Heller wisely distinguishes between the Eagles we know and loathe, who notched enormous hits like “Seven Bridges Road” and “Life in the Fast Lane,” and the Eagles who are less well known, who recorded deep-album cuts like “Tryin’” and “Early Bird.” While not quite convincing, the list does point out one important idea: The Eagles are known almost exclusively for their hits, to the extent that their albums, aside from “Hotel California,” might as well not exist. Most people can sing a few bars of the radio staple “Take It to the Limit,” while few could tell you which album it appeared on.
There is a very different band lurking on their first two albums, 1972’s “The Eagles” and 1973’s “Desperado,” one admittedly more adventurous than “Greatest Hits” would have us believe. That version of the Eagles experimented with texture and tradition, adding Scruggs-style banjo to “Earlybird” and glam-rock guitars to “Out of Control.” That makes them interesting -- albeit still not very good. Those early albums show a band still trying to figure out what it wanted to be and what kind of music it wanted to play; the shifts in genre can be jarring and even arbitrary. While they might have become a respectable boogie-rock act (a West Coast Lynyrd Skynyrd) or a serviceable glam-rock unit (an Americanized T. Rex), they chose instead to let “Take It Easy” guide their career. It’s the first song on the album, but it’s also the most generic, with none of the country-rock or pop-bluegrass flourishes that animate much of the album.
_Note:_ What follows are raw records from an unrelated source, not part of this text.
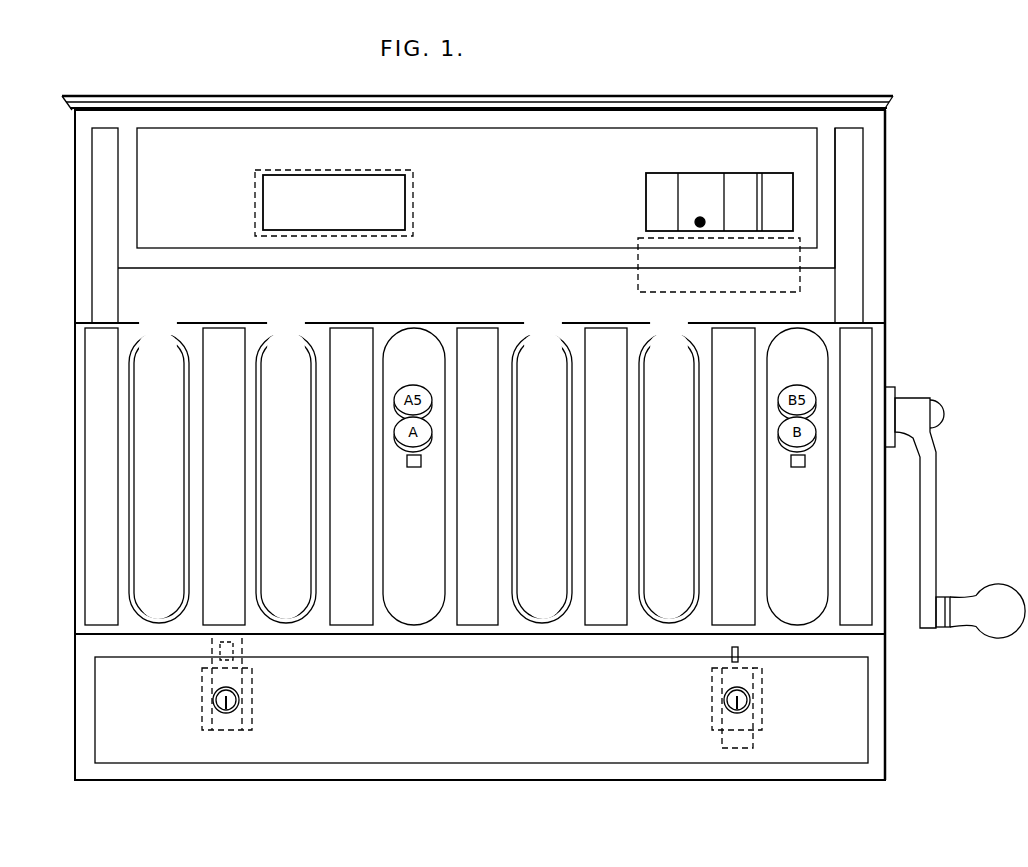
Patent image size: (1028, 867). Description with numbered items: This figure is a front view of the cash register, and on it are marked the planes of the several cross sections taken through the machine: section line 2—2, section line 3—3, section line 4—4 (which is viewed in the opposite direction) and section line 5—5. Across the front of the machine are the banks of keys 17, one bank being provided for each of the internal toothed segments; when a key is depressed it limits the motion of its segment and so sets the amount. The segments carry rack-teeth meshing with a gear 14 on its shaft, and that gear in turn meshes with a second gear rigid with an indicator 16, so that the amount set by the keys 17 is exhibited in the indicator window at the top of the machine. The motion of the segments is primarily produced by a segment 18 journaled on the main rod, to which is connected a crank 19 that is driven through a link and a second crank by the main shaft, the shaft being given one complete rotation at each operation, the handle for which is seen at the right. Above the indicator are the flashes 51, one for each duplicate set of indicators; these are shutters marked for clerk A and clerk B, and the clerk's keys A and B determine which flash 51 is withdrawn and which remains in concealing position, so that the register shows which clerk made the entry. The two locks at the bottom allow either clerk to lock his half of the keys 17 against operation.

The section line 2— 2 is at (846, 100).
The section line 3— 3 is at (758, 100).
The section line 4— 4 is at (352, 140).
The section line 5— 5 is at (112, 110).
The gear 14 is at (357, 750).
The indicator 16 is at (776, 174).
The bank of keys 17 is at (276, 548).
The segment 18 is at (238, 684).
The crank 19 is at (232, 651).
The flash 51 is at (385, 176).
As their career progressed, the Eagles shed much of their country aspects, with only their fairly bland harmonies remaining. They became high priests of lowest-common-denominator rock, crafting studiously inoffensive rock designed to appeal to the broadest swath of the record-buying, radio-listening public. And perhaps that’s why Jeffrey Lebowski and so many of us continue to villainize the Eagles: They didn’t stand for anything. They lacked the outrage that drove John Fogerty’s music and Gram Parsons’ unwavering belief that the answers were blowing in the hickory wind. Their hedonism was never as much fun as Marc Bolan’s, and their desperadoes had no code of honor like Willie Nelson’s redheaded stranger or Townes Van Zandt’s Pancho and Lefty. The Eagles may have decried record industry avarice on “Hotel California,” but they were already the multi-headed beast at the head of that table. Don Henley may have transformed himself into a public scold, but his ecological concerns, however valid, never informed the music he made with the band or as a solo artist.
The Eagles’ legacy is selling a lot of records. All the reappraisals in the world won’t change that.